デザインはスタイルではなく、日常に寄り添う層の積み重ね。

日々の暮らしから生まれるもの──Collab 17 Kuang × Wendy が、住まい手の「自分らしさ」を映し出し、関係のひとつひとつに寄り添いながら、デザインならではのリズムを紡ぎ出します。

一齊一七 Collab 17 主宰 Wendy(左)、Kuang(右)

Kuang と Wendy にとって、デザインとは決して一方的な創作ではなく、常に「関係性を築く」プロセスそのものです。施主との関係、空間との関係、そして共に歩む仲間との関係。
彼らはこう語ります。「本当に良いデザインとは、デザイナーの痕跡を残すことではなく、使う人が心地よく暮らせること。」その姿勢こそが、Saiens との協働において、自然でありながら深い共鳴を感じられる理由でした。

最初の出会いは新竹のアイスクリームショップ Cremia。時間も予算も厳しい案件でしたが、デザインの細部は妥協したくない。
「とても急な状況で、多くの人なら『できません』と言うかもしれない。でも Saiens は違いました。常に方法を探し、一緒に答えを見つけてくれる。」と Wendy は振り返ります。
Kuang もまたこう語ります。「ただ素材を納めるだけではなく、デザイナーと共に課題を解いてくれる。その信頼感は、まるで同じチームの仲間が増えたようでした。」

 

Collab 17 にとって、デザインはスタイルから始まるのではなく、“核となる価値”から始まります。

Wendy が Airbnb 本社とのプロジェクトを振り返ると、最初に話し合ったのはレイアウトや素材ではなく、Belonging(帰属感) でした。その考え方は住まい手との対話にも受け継がれ、日々の習慣や暮らしのリズムから、本当にふさわしい空間を共に探ります。

「私たちは常にスケールを行き来しながらデザインを考えます。建築は都市の文脈から始まり、インテリアは建築の構造と論理に応え、家具は人の生活に寄り添う。外から内へ、大きな視点から小さな視点へ──すべてのレイヤーが呼応し合い、最後には人と暮らしに還っていく。」(Collab 17)

Collab 17 スタジオ内 / Photo Credit:Collab 17

彼らにとって、デザインは「速さ」を競うものではなく、理解と信頼を重ねていく旅のようなもの。
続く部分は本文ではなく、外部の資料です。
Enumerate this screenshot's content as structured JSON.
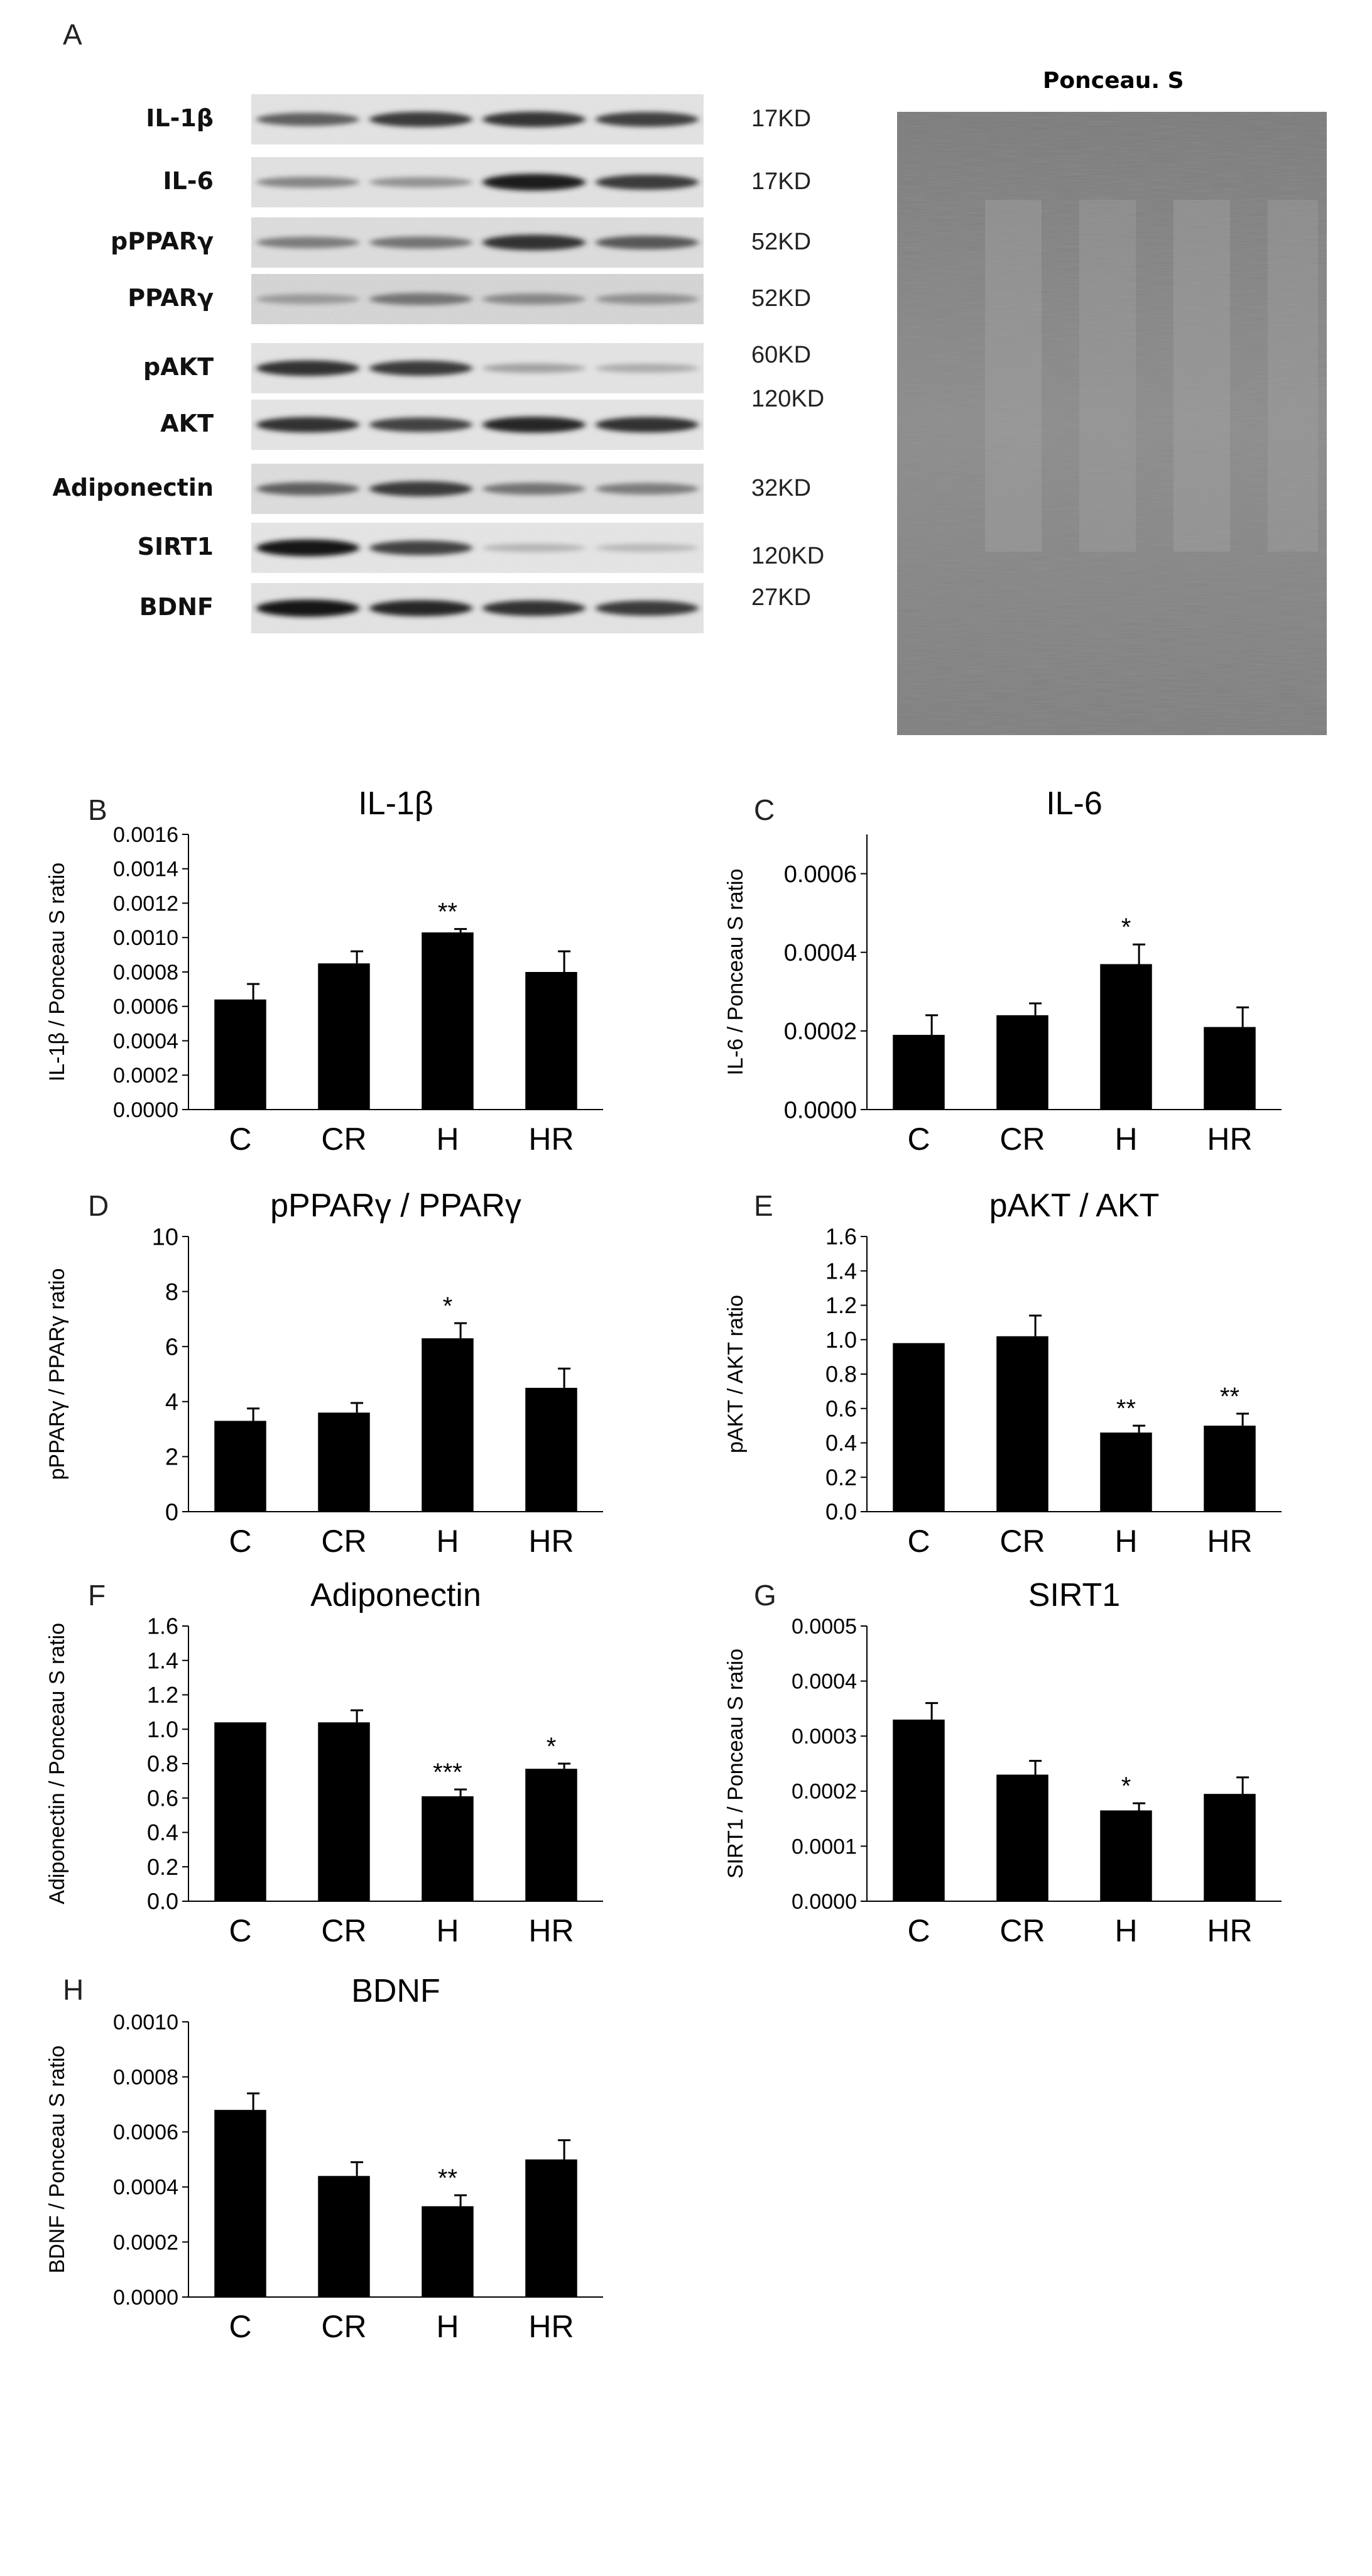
{
  "figure": {
    "panel_a_letter": "A",
    "ponceau_title": "Ponceau. S",
    "blots": [
      {
        "protein": "IL-1β",
        "size": "17KD",
        "intensities": [
          0.55,
          0.75,
          0.78,
          0.72
        ],
        "noise": 0.15
      },
      {
        "protein": "IL-6",
        "size": "17KD",
        "intensities": [
          0.35,
          0.28,
          0.9,
          0.75
        ],
        "noise": 0.2
      },
      {
        "protein": "pPPARγ",
        "size": "52KD",
        "intensities": [
          0.4,
          0.45,
          0.8,
          0.6
        ],
        "noise": 0.35
      },
      {
        "protein": "PPARγ",
        "size": "52KD",
        "intensities": [
          0.25,
          0.45,
          0.35,
          0.3
        ],
        "noise": 0.6
      },
      {
        "protein": "pAKT",
        "size": "60KD",
        "intensities": [
          0.8,
          0.75,
          0.2,
          0.15
        ],
        "noise": 0.12
      },
      {
        "protein": "AKT",
        "size": "120KD",
        "intensities": [
          0.8,
          0.7,
          0.85,
          0.8
        ],
        "noise": 0.1
      },
      {
        "protein": "Adiponectin",
        "size": "32KD",
        "intensities": [
          0.55,
          0.75,
          0.45,
          0.4
        ],
        "noise": 0.35
      },
      {
        "protein": "SIRT1",
        "size": "120KD",
        "intensities": [
          0.92,
          0.7,
          0.1,
          0.08
        ],
        "noise": 0.08
      },
      {
        "protein": "BDNF",
        "size": "27KD",
        "intensities": [
          0.95,
          0.85,
          0.8,
          0.75
        ],
        "noise": 0.15
      }
    ]
  },
  "chart_data": [
    {
      "panel": "B",
      "type": "bar",
      "title": "IL-1β",
      "ylabel": "IL-1β / Ponceau S ratio",
      "categories": [
        "C",
        "CR",
        "H",
        "HR"
      ],
      "values": [
        0.00064,
        0.00085,
        0.00103,
        0.0008
      ],
      "errors": [
        9e-05,
        7e-05,
        2e-05,
        0.00012
      ],
      "significance": [
        "",
        "",
        "**",
        ""
      ],
      "ylim": [
        0,
        0.0016
      ],
      "yticks": [
        "0.0000",
        "0.0002",
        "0.0004",
        "0.0006",
        "0.0008",
        "0.0010",
        "0.0012",
        "0.0014",
        "0.0016"
      ],
      "tick_size": 34,
      "title_size": 52
    },
    {
      "panel": "C",
      "type": "bar",
      "title": "IL-6",
      "ylabel": "IL-6 / Ponceau S ratio",
      "categories": [
        "C",
        "CR",
        "H",
        "HR"
      ],
      "values": [
        0.00019,
        0.00024,
        0.00037,
        0.00021
      ],
      "errors": [
        5e-05,
        3e-05,
        5e-05,
        5e-05
      ],
      "significance": [
        "",
        "",
        "*",
        ""
      ],
      "ylim": [
        0,
        0.0007
      ],
      "yticks": [
        "0.0000",
        "0.0002",
        "0.0004",
        "0.0006"
      ],
      "tick_size": 38,
      "title_size": 52
    },
    {
      "panel": "D",
      "type": "bar",
      "title": "pPPARγ / PPARγ",
      "ylabel": "pPPARγ / PPARγ ratio",
      "categories": [
        "C",
        "CR",
        "H",
        "HR"
      ],
      "values": [
        3.3,
        3.6,
        6.3,
        4.5
      ],
      "errors": [
        0.45,
        0.35,
        0.55,
        0.7
      ],
      "significance": [
        "",
        "",
        "*",
        ""
      ],
      "ylim": [
        0,
        10
      ],
      "yticks": [
        "0",
        "2",
        "4",
        "6",
        "8",
        "10"
      ],
      "tick_size": 38,
      "title_size": 52
    },
    {
      "panel": "E",
      "type": "bar",
      "title": "pAKT / AKT",
      "ylabel": "pAKT / AKT ratio",
      "categories": [
        "C",
        "CR",
        "H",
        "HR"
      ],
      "values": [
        0.98,
        1.02,
        0.46,
        0.5
      ],
      "errors": [
        0.0,
        0.12,
        0.04,
        0.07
      ],
      "significance": [
        "",
        "",
        "**",
        "**"
      ],
      "ylim": [
        0,
        1.6
      ],
      "yticks": [
        "0.0",
        "0.2",
        "0.4",
        "0.6",
        "0.8",
        "1.0",
        "1.2",
        "1.4",
        "1.6"
      ],
      "tick_size": 36,
      "title_size": 52
    },
    {
      "panel": "F",
      "type": "bar",
      "title": "Adiponectin",
      "ylabel": "Adiponectin / Ponceau S ratio",
      "categories": [
        "C",
        "CR",
        "H",
        "HR"
      ],
      "values": [
        1.04,
        1.04,
        0.61,
        0.77
      ],
      "errors": [
        0.0,
        0.07,
        0.04,
        0.03
      ],
      "significance": [
        "",
        "",
        "***",
        "*"
      ],
      "ylim": [
        0,
        1.6
      ],
      "yticks": [
        "0.0",
        "0.2",
        "0.4",
        "0.6",
        "0.8",
        "1.0",
        "1.2",
        "1.4",
        "1.6"
      ],
      "tick_size": 36,
      "title_size": 52
    },
    {
      "panel": "G",
      "type": "bar",
      "title": "SIRT1",
      "ylabel": "SIRT1 / Ponceau S ratio",
      "categories": [
        "C",
        "CR",
        "H",
        "HR"
      ],
      "values": [
        0.00033,
        0.00023,
        0.000165,
        0.000195
      ],
      "errors": [
        3e-05,
        2.5e-05,
        1.3e-05,
        3e-05
      ],
      "significance": [
        "",
        "",
        "*",
        ""
      ],
      "ylim": [
        0,
        0.0005
      ],
      "yticks": [
        "0.0000",
        "0.0001",
        "0.0002",
        "0.0003",
        "0.0004",
        "0.0005"
      ],
      "tick_size": 34,
      "title_size": 52
    },
    {
      "panel": "H",
      "type": "bar",
      "title": "BDNF",
      "ylabel": "BDNF / Ponceau S ratio",
      "categories": [
        "C",
        "CR",
        "H",
        "HR"
      ],
      "values": [
        0.00068,
        0.00044,
        0.00033,
        0.0005
      ],
      "errors": [
        6e-05,
        5e-05,
        4e-05,
        7e-05
      ],
      "significance": [
        "",
        "",
        "**",
        ""
      ],
      "ylim": [
        0,
        0.001
      ],
      "yticks": [
        "0.0000",
        "0.0002",
        "0.0004",
        "0.0006",
        "0.0008",
        "0.0010"
      ],
      "tick_size": 34,
      "title_size": 52
    }
  ]
}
プロセスを大切にし、一つひとつのディテールの本質を見極め、空間を人の生活に戻していく。
その理念は「Collab 17」という名前にも込められています。ここはラボラトリーであり、誰もが自由に探求できる場所。そして「協働」と「共に歩む姿勢」を象徴しているのです。

Collab 17 スタジオ内 / Photo Credit:Collab 17

Kuang と Wendy のデザインに対する理解は、日常と旅の積み重ねから生まれています。旅の途中で、彼らはピーター・ツムトアが設計した「コロンバ美術館」に深い感銘を受けました。廃墟の上に建てられたその美術館は、新しい建築と古い教会跡を融合させ、石材を透かして差し込む光が静謐で神聖な空間をつくり出していました。
また、デイヴィッド・チッパーフィールドの作品からは、新旧の構造がほとんど無言のまま対話する姿を目にし、デザインとは形だけでなく、時間や感覚と結びつくものだということを実感しました。

その感覚は、彼らが民生社区に構えたアトリエにも受け継がれています。古い住宅を改装したその空間では、過度に壊すことなく建物の状態を受け止め、素材の選択と解釈を通して、建築の過去と現在に応答しています。

一齊一七 Collab 17 工作室內部 / Photo Credit: 一齊一七 Collab 17

スタジオの片隅には、旅の記憶を刻んだ地図が丁寧に額装され、過去の足跡をそっと物語ります。特殊な塗装の壁には、娘が描いた小さなウサギが跳ねていて、ここが仕事場であると同時に生活の場であることをやさしく伝えてくれます。

スタジオに残された娘の落書き(左)と旅の地図(右) / Photo Credit:Collab 17

午後の光が差し込むと、空間の隅々に物語が宿ります。不完全でありながらも真実を語るディテール。棚に並ぶ 3D プリントの小物は、フック、建築模型、小さな船──いずれも試行錯誤の痕跡であり、日常から生まれるインスピレーションを大切にする彼らの姿勢を映しています。

スタジオに並ぶ 3D プリントの小物たち / Photo Credit:Collab 17

「良い空間は水のようなもの。自然と人を導き、意識せずとも動ける。」と Wendy。
Collab 17 が信じるのは、デザインはスタイルを定義することではなく、その人らしいリズムを見つけること。
空間は決して独立して存在せず、人や環境、都市と共に呼吸し、変化し続ける。そして日常そのものが、静かに風景となっていくのです。